Since we produced the report, there has been a new agreement. On 27 September 2012 the co-operation agreement between the Republic of Sudan and the Republic of South Sudan was signed and countersigned on every page with the initials of the persons involved. Obviously one welcomes it; a new agreement is a good thing. However, one also asks the question: will the agreement be any better than the other agreements in resolving the outstanding problems?
It is important to step back from day-to-day matters and remember some of the basic facts about, first, the nature of Sudan and of the Sudanese Government. Sudan exists within colonial boundaries, and if ever there was a set of completely inappropriate boundaries, this is it. It unites sub-Saharan Africa with the north of the Sahara in terms of the peoples it covers. The ethnic and economic differences are enormous. In a sense, splitting the country is a sensible thing; one could say that it should never have been one unit in the first place. I will come back to this in a moment.
The second thing to bear in mind is the nature of the Khartoum Government. I will not go into detail, but refer noble Lords to comments I made in the 7 December debate on our first report. We are dealing essentially with an Islamist Government. We should remember that this is where bin Laden first moved when the Saudis drove him out of Saudi Arabia. The President of this Government was indicted as a war criminal. The regime has been responsible for enormous atrocities within its current boundaries and also in the area of South Sudan. My impression is that the regime is hunkering down under pressure and doing things reluctantly when it is forced to, and that if ever it gets a chance to get out from under that pressure and try to reclaim part of the authority that it had, or to destabilise others, it will not be able to resist the temptation.

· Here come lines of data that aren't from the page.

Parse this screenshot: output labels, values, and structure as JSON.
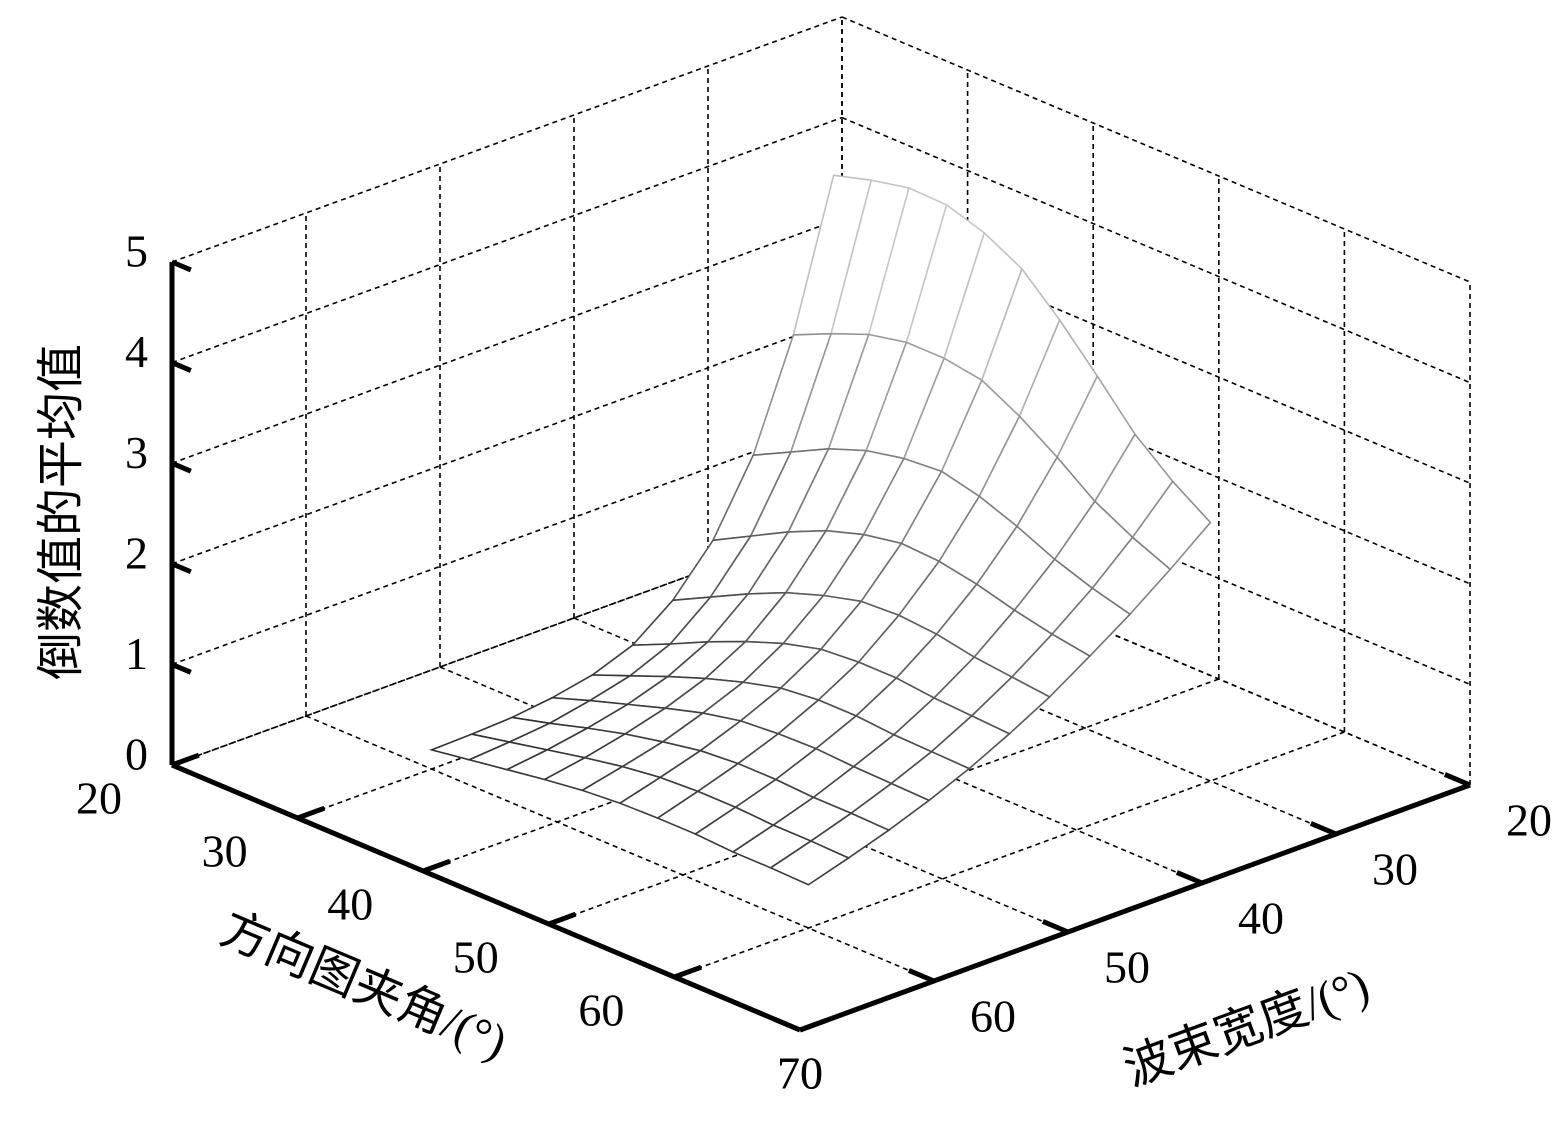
{
  "chart_data": {
    "type": "surface",
    "xlabel": "方向图夹角/(°)",
    "ylabel": "波束宽度/(°)",
    "zlabel": "倒数值的平均值",
    "x": [
      30,
      33,
      36,
      39,
      42,
      45,
      48,
      51,
      54,
      57,
      60
    ],
    "y": [
      30,
      33,
      36,
      39,
      42,
      45,
      48,
      51,
      54,
      57,
      60
    ],
    "z": [
      [
        4.44,
        3.0,
        1.95,
        1.25,
        0.8,
        0.5,
        0.35,
        0.27,
        0.22,
        0.2,
        0.19
      ],
      [
        4.55,
        3.17,
        2.14,
        1.45,
        0.99,
        0.67,
        0.5,
        0.4,
        0.32,
        0.28,
        0.25
      ],
      [
        4.63,
        3.32,
        2.33,
        1.65,
        1.18,
        0.85,
        0.65,
        0.52,
        0.43,
        0.36,
        0.31
      ],
      [
        4.62,
        3.4,
        2.47,
        1.82,
        1.35,
        1.01,
        0.79,
        0.64,
        0.53,
        0.44,
        0.37
      ],
      [
        4.5,
        3.4,
        2.55,
        1.94,
        1.48,
        1.15,
        0.91,
        0.75,
        0.61,
        0.51,
        0.42
      ],
      [
        4.3,
        3.34,
        2.58,
        2.01,
        1.58,
        1.25,
        1.01,
        0.83,
        0.68,
        0.56,
        0.45
      ],
      [
        3.95,
        3.14,
        2.49,
        1.99,
        1.6,
        1.28,
        1.05,
        0.86,
        0.71,
        0.58,
        0.46
      ],
      [
        3.55,
        2.89,
        2.35,
        1.92,
        1.57,
        1.28,
        1.05,
        0.87,
        0.71,
        0.58,
        0.46
      ],
      [
        3.13,
        2.61,
        2.18,
        1.82,
        1.5,
        1.24,
        1.02,
        0.85,
        0.69,
        0.56,
        0.44
      ],
      [
        2.82,
        2.41,
        2.05,
        1.74,
        1.46,
        1.22,
        1.01,
        0.84,
        0.69,
        0.56,
        0.44
      ],
      [
        2.57,
        2.25,
        1.95,
        1.68,
        1.42,
        1.2,
        1.0,
        0.83,
        0.68,
        0.55,
        0.43
      ]
    ],
    "xlim": [
      20,
      70
    ],
    "ylim": [
      20,
      70
    ],
    "zlim": [
      0,
      5
    ],
    "xticks": [
      20,
      30,
      40,
      50,
      60,
      70
    ],
    "yticks": [
      20,
      30,
      40,
      50,
      60,
      70
    ],
    "zticks": [
      0,
      1,
      2,
      3,
      4,
      5
    ],
    "grid": true,
    "colormap": "gray"
  }
}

When we consider these two factors we see that in this situation normal diplomacy will not work. The African Union is—perhaps “incapable” is too strong a word, but it is intrinsically unlikely to be effective. It is heavily inhibited by anything that changes the colonial boundaries, because of the implications that would have through country after country south of the Sahara. Furthermore, it is extremely reluctant to pass judgments on the character of Governments. Too many other African countries have skeletons in their own cupboards. Therefore, the African Union will not be effective in dealing with the character of the regime.
The only thing that will work is pressure. The only thing that produced the comprehensive peace agreement was pressure, and by pressure, I do not mean normal diplomatic pressure, I mean really strong pressure, exerted primarily by the US Government, which left Khartoum at one stage fearing that it was facing an existential threat. I am not saying that we should be trying to persuade the current US Administration to do that. I do not think we would have any chance if we tried and, of course, we must not make any assumptions about what might happen in future. As the interim report says, we end up saying that the international community should be doing what it can to bring about the resolution of the outstanding issues, and while, for the sake of politeness, we have to name check the African Union, the European Union and others, we ought to bear in mind that at the heart of the matter the people who are going to bring effective pressure to bear are those with the ability to do so, which, I am afraid, puts the ball back in someone else’s court.